В Грибоедовский дворец бракосочетания другие записывались за три месяца да еще ходили отмечаться. Но Гену и Марину расписали сразу, как только был утвержден перечень гостей, заказан ресторан «Прага» и невесте в ателье ГУМа сшили белое платье, свободное, вроде пеплума, чтобы не выпирал живот. Тесть знал грибоедовскую директрису, недавно он по смешной цене устроил ей монументальный триптих народного художника Семена Стрешнева «Нас венчали не в церкви». Фамилию Марина оставила свою, не посоветовавшись с Геной.
Свадьба была грандиозная! Играл джаз великого Ветлина. Пела, змеясь в чешуйчатом концертном платье, несравненная Ида Ржевская.
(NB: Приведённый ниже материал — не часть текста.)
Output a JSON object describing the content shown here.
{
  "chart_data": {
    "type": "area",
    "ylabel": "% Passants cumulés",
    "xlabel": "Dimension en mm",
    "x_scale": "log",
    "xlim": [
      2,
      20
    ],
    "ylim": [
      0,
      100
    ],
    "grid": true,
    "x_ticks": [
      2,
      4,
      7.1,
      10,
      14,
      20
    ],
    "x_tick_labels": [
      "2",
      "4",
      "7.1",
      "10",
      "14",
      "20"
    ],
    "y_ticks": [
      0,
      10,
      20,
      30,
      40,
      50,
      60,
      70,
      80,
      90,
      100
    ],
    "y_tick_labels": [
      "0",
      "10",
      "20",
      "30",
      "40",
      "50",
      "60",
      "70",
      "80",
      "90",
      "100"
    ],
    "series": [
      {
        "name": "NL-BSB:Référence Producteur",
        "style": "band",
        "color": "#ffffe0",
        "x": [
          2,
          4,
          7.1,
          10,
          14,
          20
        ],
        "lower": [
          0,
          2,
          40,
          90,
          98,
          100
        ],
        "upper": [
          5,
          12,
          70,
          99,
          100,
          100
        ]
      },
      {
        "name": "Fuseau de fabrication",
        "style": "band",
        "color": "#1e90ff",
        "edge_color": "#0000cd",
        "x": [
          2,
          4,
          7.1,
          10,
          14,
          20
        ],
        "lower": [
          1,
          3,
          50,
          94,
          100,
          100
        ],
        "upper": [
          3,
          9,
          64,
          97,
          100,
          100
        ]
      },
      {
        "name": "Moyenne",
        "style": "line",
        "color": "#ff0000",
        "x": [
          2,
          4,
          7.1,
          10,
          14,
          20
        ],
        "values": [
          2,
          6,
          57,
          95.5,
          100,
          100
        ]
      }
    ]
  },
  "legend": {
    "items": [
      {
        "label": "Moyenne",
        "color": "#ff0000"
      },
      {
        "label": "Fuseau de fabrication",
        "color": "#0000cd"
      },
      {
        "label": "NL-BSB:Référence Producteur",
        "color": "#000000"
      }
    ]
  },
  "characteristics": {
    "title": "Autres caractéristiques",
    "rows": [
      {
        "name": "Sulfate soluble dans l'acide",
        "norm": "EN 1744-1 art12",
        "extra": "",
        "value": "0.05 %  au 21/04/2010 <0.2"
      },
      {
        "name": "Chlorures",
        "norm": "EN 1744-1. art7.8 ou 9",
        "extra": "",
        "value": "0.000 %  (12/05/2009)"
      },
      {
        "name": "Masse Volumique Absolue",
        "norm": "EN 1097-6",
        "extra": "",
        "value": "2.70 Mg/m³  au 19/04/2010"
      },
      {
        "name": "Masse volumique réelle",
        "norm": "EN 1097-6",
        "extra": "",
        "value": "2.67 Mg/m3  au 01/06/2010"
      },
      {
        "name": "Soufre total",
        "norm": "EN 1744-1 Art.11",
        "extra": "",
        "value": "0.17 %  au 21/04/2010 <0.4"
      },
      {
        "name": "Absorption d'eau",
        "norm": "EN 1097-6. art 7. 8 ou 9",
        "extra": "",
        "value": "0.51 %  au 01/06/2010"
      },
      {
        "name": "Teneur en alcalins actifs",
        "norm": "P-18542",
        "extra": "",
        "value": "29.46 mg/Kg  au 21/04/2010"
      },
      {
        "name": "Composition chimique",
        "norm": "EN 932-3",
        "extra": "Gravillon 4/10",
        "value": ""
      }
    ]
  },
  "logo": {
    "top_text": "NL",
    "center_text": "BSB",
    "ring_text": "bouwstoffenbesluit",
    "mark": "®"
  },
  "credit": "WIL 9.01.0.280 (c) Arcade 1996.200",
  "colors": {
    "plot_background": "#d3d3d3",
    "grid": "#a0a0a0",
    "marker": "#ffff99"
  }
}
Карикатурист Шагин делал молниеносные шаржи и дарил окружающим. Гости подобрались солидные, изнурительно вежливые и приторно восхищались дивной молодой парой, тайком обмениваясь бархатными взорами, полными недоумения и сочувствия к пополневшей невесте. Немногочисленная родня жениха напоминала заводчан, которых профком снабдил бесплатными билетами в Большой театр — на четвертый ярус. Павел Трофимович хватил лишку, произнес путаный тост да еще, к всеобщему ужасу, по-родственному полез целоваться к Вере Семеновне. Мать потом не разговаривала с ним месяц.
Скорятин набрал номер Алисы. «Абонент недоступен». Странно. Очень странно! Она всегда отзывается. Если занята, отвечает быстро и нежно: «Ушастик, не могу говорить. Давай через полчасика. Только обязательно, а то я умру…»
Пожав плечами, Гена взял следующее читательское письмо. Оно смахивало на тропическую птицу: цветными маркерами были подчеркнуты слова, казавшиеся автору особо важными, — верный признак шизы. Так и есть: неведомый псих, укрывшись под псевдонимом «Заботник», излагал собственную уникальную методику контактов с Мировым Разумом с помощью морошковой диеты, умеренного употребления мочи (непременно натощак) и ритмического дыхания по Бутейко. Мало того, он обещал при личной встрече открыть главному редактору глаза на заговор темных сил против человечества.